Lo Stabilimento, costruito da un ventennio, era rimasto pressoché invariato nelle strutture di produzione e nei sistemi di lavorazione, i quali, in molti reparti, erano primitivi, sia come attrezzature sia come mezzi di trasporto e di sollevamento.
La guerra 1915-18 aveva però permesso qualche innovazione, ma non radicale e razionale. Quindi basso rendimento degli apparecchi e degli uomini, scarsa sicurezza per la incolumità personale e minima l’igiene del lavoro.
In quell’immediato dopoguerra, noi combattenti, che avevamo ricostruito la Patria nei suoi giusti confini, sentivamo la necessità di una ricostruzione morale e materiale e, come lavoratori, la formazione di una coscienza sindacale e sociale.
L’applicazione integrale delle 8 ore di lavoro, fu l’inizio di rapporti tra impresa e lavoratori, che però, per settarismo, in pochi casi avevano spirito di collaborazione.
Nel 1922 lo Stabilimento passò a far parte della Società «Montecatini». Questo grande complesso – onore e vanto del nostro Paese – aveva gettato solide basi per creare un ramo di industria che in Italia mancava.
Malgrado gli avvenimenti politici di quel tempo, l’opera di ricostruzione e di rinnovamento continuò con alacre ritmo: rapporti di lavoro, organizzazione de i servizi tecnici ed amministrativi con criteri di sana economia, furono perfezionati.

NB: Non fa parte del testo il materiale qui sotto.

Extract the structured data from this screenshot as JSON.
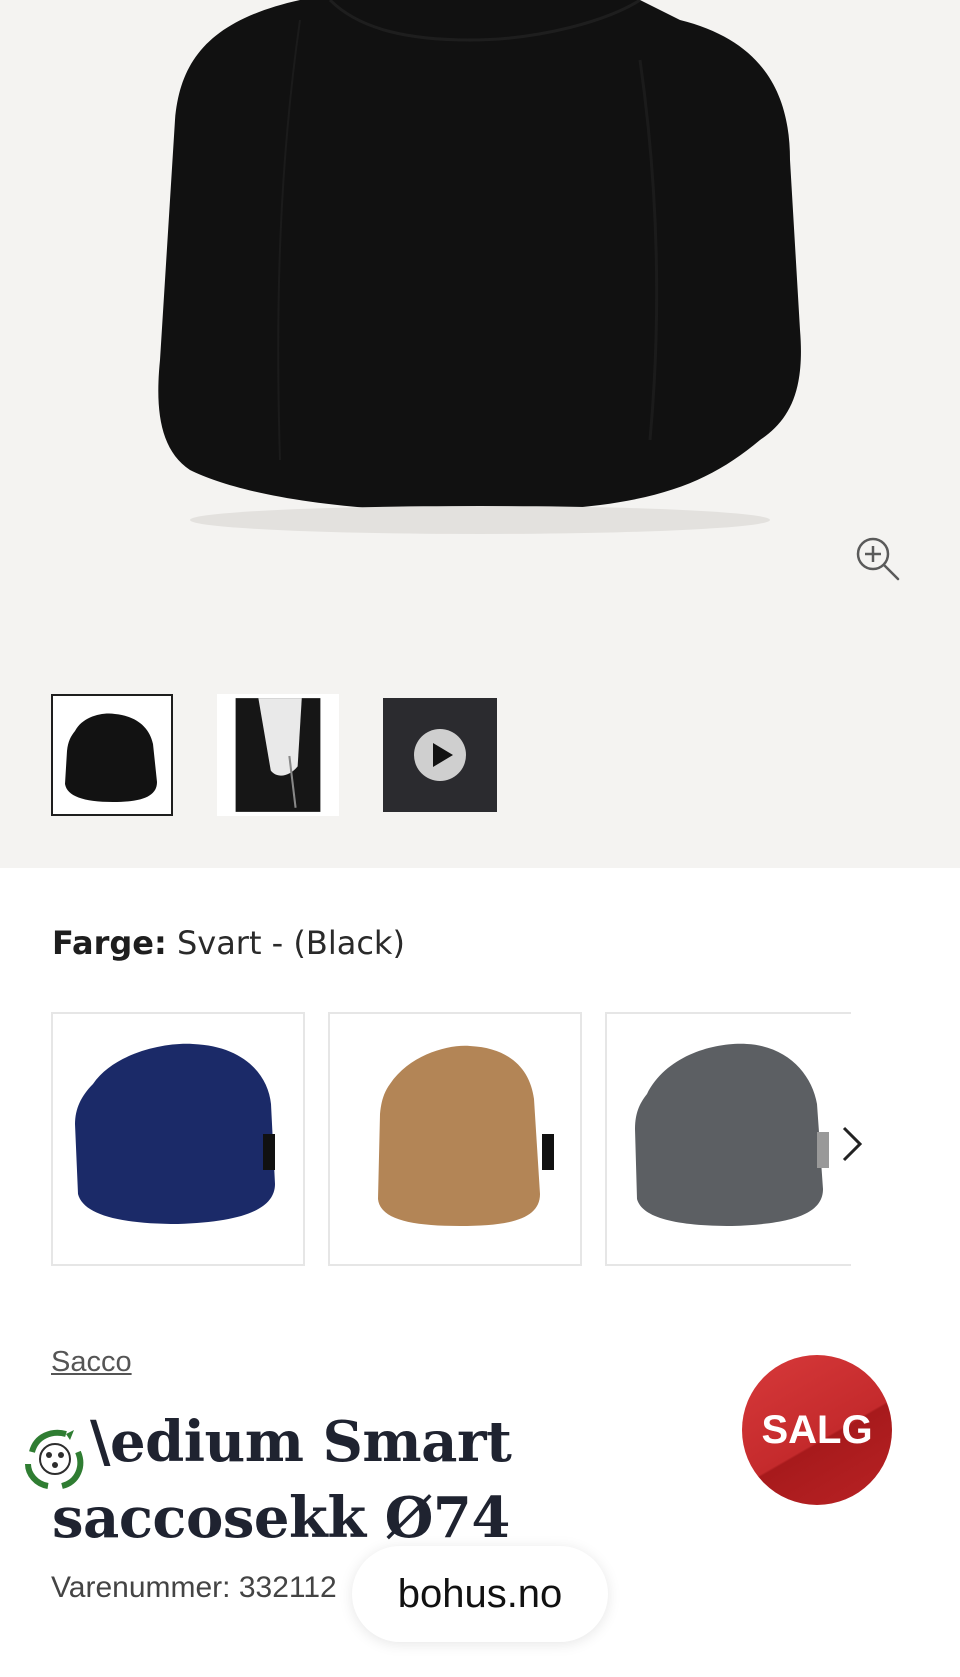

Anche negli uomini, parzialmente, ci fu una bonifica. Nel nuovo ambiente, in verità di dura disciplina, si acclimatarono tutti coloro dotati di un minimo di comprensione e buona volontà.
I vecchi impianti vennero smantellati per dar posto ad attrezzature più moderne e razionali, aumentando la capacità produttiva con minor disagio per i lavoratori.
Opere di assistenza materiale e morale, impianti igienici e protezioni antiinfortunistiche vennero create mercè il largo impiego di capitali.
La passione per la mia attività di mestiere mi ha sempre spronato ad arricchire la mia cultura tecnica, collaborando, nella cerchia della mia attività specifica, per la soluzione dei problemi che riguardavano la sistemazione tecnica della Fabbrica e dando con coscienza le sue prestazioni.
Dopo quattro anni mi vennero affidate le mansioni di capo operaio meccanico elettricista e nel 1926, dopo un altro anno, la qualifica di capo officina.
I miei diretti dipendenti erano ottimi elementi sotto ogni rapporto, rappresentavano la tenacia del lavoratore abruzzese, pur non trascurando quella lotta onesta ed aperta per la loro emancipazione.
In questo primo decennio, con consenso della Direzione, avevo creato una scuola per capo operai impartendo loro lezioni teorico-pratiche di meccanica e di elettricità ed in breve tempo furono messi a disposizione della Società quattro ottimi giovani, che trovarono subito la loro sistemazione in altrettante unità della Società stessa.
Lasciai lo stabilimento in piena efficienza nel 1933 in seguito al mio trasferimento in questa grande unità di Bovisa, dove la società mi affidò mansioni e responsabilità maggiori. Ambiente alquanto diverso, situato ai margini di Milano, la metropoli del lavoro. Personale più adusato alle lotte del lavoro, più esigente nei propri bisogni, ma ugualmente attaccato al lavoro.
Trovai impianti di maggiori proporzioni, in piena efficienza taluni, altri in via di ampliamento, altri allo stato sperimentale. Questi ultimi, dopo anni di studi fecondi in laboratori chimici attrezzatissimi creati dal genio dell’ing. Guido Donegani – Fondatore della Società «Montecatini» – dopo sacrifici di lavoro e di capitali, hanno dato i loro frutti con produzioni basate su procedimenti scientifici e razionali.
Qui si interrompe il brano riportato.